对于每一个西羌人来说,西羌树都是他们心中十分高大的存在,绝对不容许任何一个人私自进行破坏。
“我也想过去看看。”两个使臣一边说着,一边朝着那个私兵的身后跟了过去。
最初的八人队伍,现在就只剩下五个人。
于是乎,他们继续在向导的带领下,不断的朝着树林深处走去。
向导在走路的同时,还为众人讲起西羌树的许多小故事。
猛然之间,一道黑影突然从他们的侧边闪过。
“你们有没有感觉到什么东西过去了?”一个私兵警惕的问道。
“有……”毛知舟的胆子本来就小,经过这一番折腾,内心的恐惧完全升起。
天空中落下了两个小球,散发着金属的光泽,正好落在了他们这五人的正中间。
还没等到他们反应过来,便有黑色的浓雾,从那小球里边散发出,瞬间将他们的视线全部遮挡住。
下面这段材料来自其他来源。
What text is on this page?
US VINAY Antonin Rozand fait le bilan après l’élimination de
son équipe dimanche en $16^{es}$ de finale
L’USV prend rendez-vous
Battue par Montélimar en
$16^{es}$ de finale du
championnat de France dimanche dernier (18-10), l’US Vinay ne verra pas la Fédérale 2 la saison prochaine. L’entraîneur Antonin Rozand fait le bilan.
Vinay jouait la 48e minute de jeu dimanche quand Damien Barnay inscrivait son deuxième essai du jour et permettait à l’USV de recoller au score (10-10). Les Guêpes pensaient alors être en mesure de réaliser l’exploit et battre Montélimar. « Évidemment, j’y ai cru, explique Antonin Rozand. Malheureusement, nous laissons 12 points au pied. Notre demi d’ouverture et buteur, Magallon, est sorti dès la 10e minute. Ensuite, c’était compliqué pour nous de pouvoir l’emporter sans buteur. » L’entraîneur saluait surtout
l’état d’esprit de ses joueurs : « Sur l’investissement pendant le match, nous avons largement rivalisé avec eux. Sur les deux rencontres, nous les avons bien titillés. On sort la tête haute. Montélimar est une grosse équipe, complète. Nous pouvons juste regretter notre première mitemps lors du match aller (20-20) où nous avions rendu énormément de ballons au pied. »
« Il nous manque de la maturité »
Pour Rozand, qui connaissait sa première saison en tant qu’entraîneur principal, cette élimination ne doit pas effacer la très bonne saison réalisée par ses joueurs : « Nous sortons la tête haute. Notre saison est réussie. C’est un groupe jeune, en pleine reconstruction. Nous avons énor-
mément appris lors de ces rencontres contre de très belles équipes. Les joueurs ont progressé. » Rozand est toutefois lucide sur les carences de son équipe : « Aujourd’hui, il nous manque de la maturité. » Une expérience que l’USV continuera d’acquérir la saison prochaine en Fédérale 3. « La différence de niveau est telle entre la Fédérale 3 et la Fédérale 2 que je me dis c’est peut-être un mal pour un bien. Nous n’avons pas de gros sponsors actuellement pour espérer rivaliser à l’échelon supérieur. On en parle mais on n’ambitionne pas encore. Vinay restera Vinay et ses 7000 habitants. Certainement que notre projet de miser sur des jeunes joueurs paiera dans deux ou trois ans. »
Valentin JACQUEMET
“这怎么回事?你们在什么地方?”毛知舟一脸恐慌的大声吼叫道。
其余的几人也在不停的叫喊着,毛知舟顺着别人的叫喊声,方向不断的靠近,可是竟意外的发现那声音离自己越来越远。
一炷香的时间悄然即逝,毛知舟仿佛置身于一个安静的地方,什么声响都听不到,周围仍然被黑雾浓浓的包裹着。
无比的恐惧蔓延到毛知舟身上的每一个毛孔之中,他之前做过坏事,所以本身就很心虚,一直担心着未来的某一天会遭受到上天的报复。
在这种重压下,毛知舟突然间陷入到了癫狂中,发了疯似的朝着一个方向快速的奔跑。
只听见刀剑刺入胸口的声音,毛知舟满脸苍白,他能够清楚的感觉到,眼前站着一个人,可是却无法看清对方的面容。
“你是谁?为什么要杀我?”毛知舟问出了这辈子的最后一个问题。
“你罪孽深重,这是你难逃的劫数。”
话音落下,锋利的长剑从毛知舟的身体之中拔了出来,他缓缓的落在了地上,没有了呼吸。
黑雾慢慢的散去,霍千涯笔挺的站在原地,一脸冷漠的看着这个罪有应得的家伙。
片刻后,几个锦衣卫的同僚从远处走了过来,不用霍千涯开口,他们便十分自觉的处理起这具尸体。
“霍副官,你做好心理准备了吗?”同僚目不转睛的看着霍千涯,缓缓的问道。
一旦带上手上的这层人皮面具,再想脱下就不知道要等到什么时候了!
而且到了这种境地,霍千涯就必须孤身作战,独自打入敌人的内部,现在在西羌国尚且如此,更不要说回到楚国之后会是怎样。
不用说,一定是困难重重,稍不留神就会一败涂地。
日后的霍千涯注定要和死亡相伴,每天都要活的提心吊胆,生怕自己卧底的身份被别人看穿。
仔细的看着手中的那人皮面具,说他不怕吧,又怎么可能呢?霍千涯不过也只是一个19岁的年轻小伙子。
在一年以前,他怎么也不会想到自己会在今天接受一个看不到归期的艰难任务。
原本的他只是想着混日子 只要有口吃的,能够一直活下去,那便已经足够。
白衣的身影突然浮现在他的面前,这位对他有着知遇之恩的老师,彻底的将他拉入到了一个全新的世界。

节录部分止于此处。